In [4]:
import pandas as pd
from sklearn.feature_extraction.text import TfidfVectorizer, CountVectorizer
from sklearn.feature_extraction.text import ENGLISH_STOP_WORDS
from sklearn.decomposition import LatentDirichletAllocation
import re
import nltk
from nltk.sentiment import SentimentIntensityAnalyzer

# Define the list of gun-related words
gun_related_words = ['gun', '2nd amendment', 'second amendment', 'ar-15', 'assault rifle', 'pistols', 'shooting', 'mass shooting', 'school shooting', 'march for our lives']

# Function to check if any word from the list is present in the text
def contains_word(text, word_list):
    if pd.isnull(text):  # Check if the text is NaN
        return 0
    for word in word_list:
        if word.lower() in text.lower():  # Case insensitive match
            return 1
    return 0

# Load the CSV file into a pandas DataFrame
file_path = 'areen-prehandcode.csv' 
data = pd.read_csv(file_path)

# Create the new column 'dummy_label'
data['dummy_label'] = data['message'].apply(lambda x: contains_word(x, gun_related_words))
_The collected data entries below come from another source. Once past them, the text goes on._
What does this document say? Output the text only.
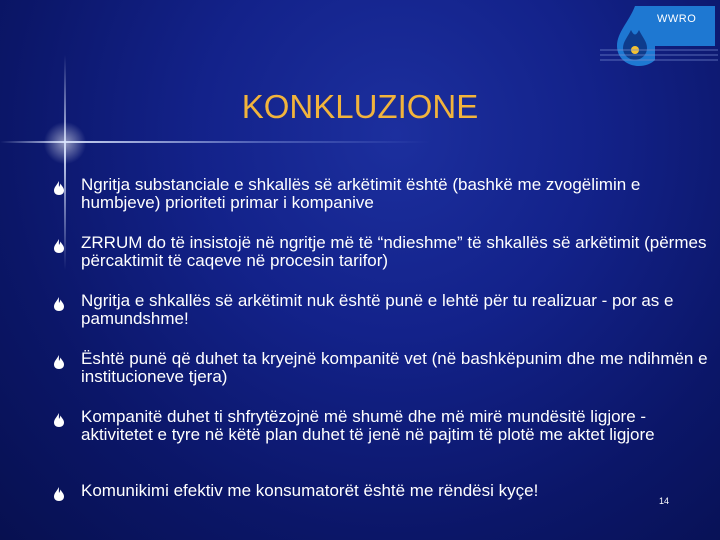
WWRO
KONKLUZIONE
Ngritja substanciale e shkallës së arkëtimit është (bashkë me zvogëlimin e humbjeve) prioriteti primar i kompanive
ZRRUM do të insistojë në ngritje më të “ndieshme” të shkallës së arkëtimit (përmes përcaktimit të caqeve në procesin tarifor)
Ngritja e shkallës së arkëtimit nuk është punë e lehtë për tu realizuar - por as e pamundshme!
Është punë që duhet ta kryejnë kompanitë vet (në bashkëpunim dhe me ndihmën e institucioneve tjera)
Kompanitë duhet ti shfrytëzojnë më shumë dhe më mirë mundësitë ligjore - aktivitetet e tyre në këtë plan duhet të jenë në pajtim të plotë me aktet ligjore
Komunikimi efektiv me konsumatorët është me rëndësi kyçe!
14
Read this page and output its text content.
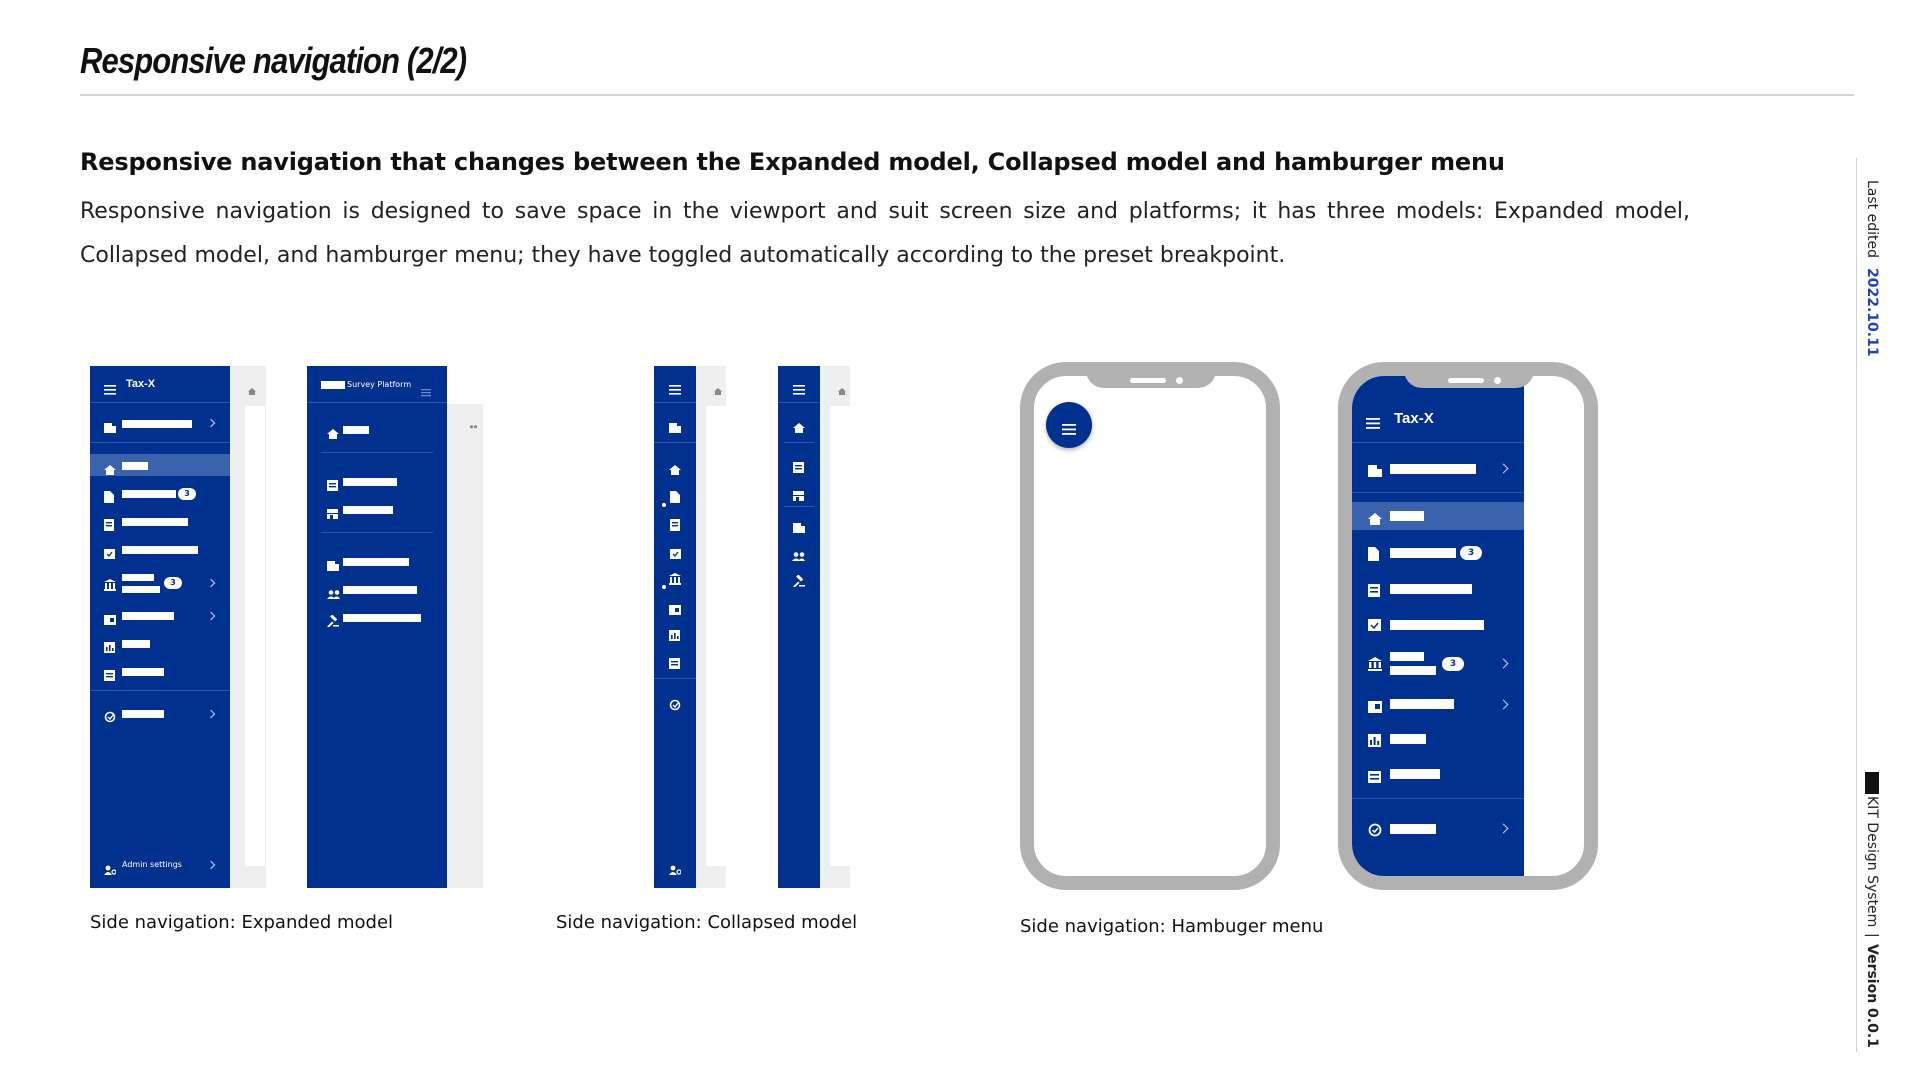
Responsive navigation (2/2)
Responsive navigation that changes between the Expanded model, Collapsed model and hamburger menu
Responsive navigation is designed to save space in the viewport and suit screen size and platforms; it has three models: Expanded model, Collapsed model, and hamburger menu; they have toggled automatically according to the preset breakpoint.	Last edited 2022.10.11
KIT Design System
|
Version 0.0.1
Tax-X
3
3
Admin settings
Survey Platform
Tax-X
3
3
Side navigation: Expanded model	Side navigation: Collapsed model	Side navigation: Hambuger menu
# Calculate number of documents
num_documents = len(data)

# Calculate average document length (in terms of words)
data['word_count'] = data['message'].apply(lambda x: len(str(x).split()))
average_doc_length = data['word_count'].mean()

# Distribution of document lengths
doc_length_distribution = data['word_count'].describe()

# Balance of the dataset
label_distribution = data['dummy_label'].value_counts(normalize=True)

print("Number of Documents:", num_documents)
print("Average Document Length (in words):", average_doc_length)
print("\nDistribution of Document Lengths:")
print(doc_length_distribution)
print("\nBalance of the Dataset:")
print(label_distribution)

# Filter documents related to gun legislation
gun_legislation_messages = [data['message'][i] for i, label in enumerate(data['dummy_label']) if label == 1]

# Custom function for text cleaning
def clean_text(text):
    # Convert to lowercase
    text = text.lower()
    # Remove punctuation
    text = re.sub(r'[^\w\s]', '', text)
    # Remove numbers
    text = re.sub(r'\d+', '', text)
    # Remove extra whitespaces
    text = re.sub(r'\s+', ' ', text).strip()
    return text

# Convert ENGLISH_STOP_WORDS to a list
stop_words_list = list(ENGLISH_STOP_WORDS)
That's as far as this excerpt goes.